Last Updated on July 23, 2017 by Audrey Scott
There's nothing like early morning light falling through a stained-glass window…casting designs on a Persian carpet…amidst immaculately tiled pink columns.
This is the winter prayer hall inside the Pink Mosque in Shiraz, Iran.
When we entered the complex of Masjed-e Nasir-ol-Molk (a.k.a. Pink Mosque), we initially figured the intricately tiled exterior for the main attraction. Then we went into the winter prayer hall and realized how wrong we were.
Imagine sitting in the middle of this room with the warmth of stained-glass light around you. A beautiful feeling. A beautiful place.
We traveled to Iran on the G Adventures Discover Persia Tour. If you plan to book this or another tour with G Adventures, please consider starting the process by clicking on the ad below. The price stays the same to you and we earn a small commission that helps us to continue sharing stories like this. Thank you!
9 thoughts on “Exploring the Pink Mosque in Shiraz, Iran”
You don`t know how much I ashamed when I saw it!!
I live in Iran and have not seen this beautiful place yet!!what a shame!!
As usual, it is stunning, amazing, beyond superlatives!
Those carpets and the ceiling are amazing!
Wow the art and architecture is amazing, particularly the ceiling.
AMAZING! My favorite so far! The colors and detail are incredible! I never get tired of looking at your panoramas. So cool
Your panoramas are one of those special things that I hope people are sharing.

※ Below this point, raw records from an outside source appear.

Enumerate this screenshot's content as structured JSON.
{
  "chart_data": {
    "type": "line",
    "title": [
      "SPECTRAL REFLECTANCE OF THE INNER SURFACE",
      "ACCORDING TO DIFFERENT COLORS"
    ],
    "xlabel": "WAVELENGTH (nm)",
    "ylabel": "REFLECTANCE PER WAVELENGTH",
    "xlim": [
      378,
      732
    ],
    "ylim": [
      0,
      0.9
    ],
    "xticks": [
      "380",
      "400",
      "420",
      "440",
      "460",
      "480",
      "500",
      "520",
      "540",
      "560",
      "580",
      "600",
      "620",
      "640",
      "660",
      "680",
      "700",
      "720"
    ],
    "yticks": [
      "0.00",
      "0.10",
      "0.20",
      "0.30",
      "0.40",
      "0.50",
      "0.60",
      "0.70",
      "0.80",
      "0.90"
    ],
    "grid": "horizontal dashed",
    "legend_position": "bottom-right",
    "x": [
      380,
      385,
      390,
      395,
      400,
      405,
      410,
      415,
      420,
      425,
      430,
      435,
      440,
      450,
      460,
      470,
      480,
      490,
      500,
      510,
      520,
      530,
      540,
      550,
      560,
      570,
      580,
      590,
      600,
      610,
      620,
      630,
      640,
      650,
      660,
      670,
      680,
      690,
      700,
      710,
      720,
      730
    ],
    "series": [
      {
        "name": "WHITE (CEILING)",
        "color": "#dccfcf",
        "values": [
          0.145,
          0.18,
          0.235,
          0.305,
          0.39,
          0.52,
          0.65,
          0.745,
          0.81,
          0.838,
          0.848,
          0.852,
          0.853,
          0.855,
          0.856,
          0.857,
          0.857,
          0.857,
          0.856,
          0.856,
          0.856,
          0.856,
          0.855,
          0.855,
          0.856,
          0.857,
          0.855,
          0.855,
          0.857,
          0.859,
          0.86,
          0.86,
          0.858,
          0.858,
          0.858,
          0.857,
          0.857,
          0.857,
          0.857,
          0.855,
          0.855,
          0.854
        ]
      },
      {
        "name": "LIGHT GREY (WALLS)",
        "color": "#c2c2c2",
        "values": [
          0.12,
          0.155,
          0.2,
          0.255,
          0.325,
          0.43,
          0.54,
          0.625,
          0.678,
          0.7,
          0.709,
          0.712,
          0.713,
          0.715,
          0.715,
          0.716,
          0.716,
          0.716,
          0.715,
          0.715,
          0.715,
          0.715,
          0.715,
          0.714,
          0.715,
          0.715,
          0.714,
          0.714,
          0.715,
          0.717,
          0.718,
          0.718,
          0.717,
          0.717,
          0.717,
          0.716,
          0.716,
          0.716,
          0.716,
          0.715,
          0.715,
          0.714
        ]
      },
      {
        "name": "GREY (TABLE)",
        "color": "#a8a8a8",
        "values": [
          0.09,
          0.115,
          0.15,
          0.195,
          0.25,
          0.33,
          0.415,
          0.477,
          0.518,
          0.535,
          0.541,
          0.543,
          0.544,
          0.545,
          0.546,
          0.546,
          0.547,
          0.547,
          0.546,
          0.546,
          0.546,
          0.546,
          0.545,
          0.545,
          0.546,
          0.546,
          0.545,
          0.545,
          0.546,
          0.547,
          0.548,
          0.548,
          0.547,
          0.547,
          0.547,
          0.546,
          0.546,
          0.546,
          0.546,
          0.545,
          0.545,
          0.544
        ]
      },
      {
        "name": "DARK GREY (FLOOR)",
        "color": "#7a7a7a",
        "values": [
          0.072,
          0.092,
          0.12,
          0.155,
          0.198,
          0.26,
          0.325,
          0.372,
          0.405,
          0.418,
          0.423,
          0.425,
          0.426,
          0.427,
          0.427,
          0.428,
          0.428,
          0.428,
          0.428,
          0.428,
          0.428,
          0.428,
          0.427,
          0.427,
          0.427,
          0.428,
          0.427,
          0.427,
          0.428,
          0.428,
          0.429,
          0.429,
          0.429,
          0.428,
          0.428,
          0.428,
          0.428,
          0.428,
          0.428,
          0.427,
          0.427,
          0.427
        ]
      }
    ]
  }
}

Very beautiful! So beautiful that I’d find it distracting if I wanted to pray.
B-E-A-utiful. Moreover stained glass always makes me take a step back in awe and marvel at the fact that medieval artists had unknowingly become nanotechnologists.
@Bahare: Hop to it! Shiraz is a beautiful city. Get to the Pink Mosque (and the prayer room) in the early morning!
@Sutapa: As usual, your comments are too kind!
@Mark: The Pink Mosque is a package deal. Seems that way with all the prime bits of Islamic architecture we saw while in Iran.
@Dean: Another vote for the ceiling. Quite honestly, I look back and think it was very difficult to truly capture the color and feeling of the place.
@Adam: Thanks. We, too. I suspect they are.
@Priyank: That’s quite funny, actually. I figured the goal is actually to *focus* you and your thoughts.
@Kiran: Medieval artists (and many more before them) knew and understood more than we often give them credit for. You could say they were ahead of their times.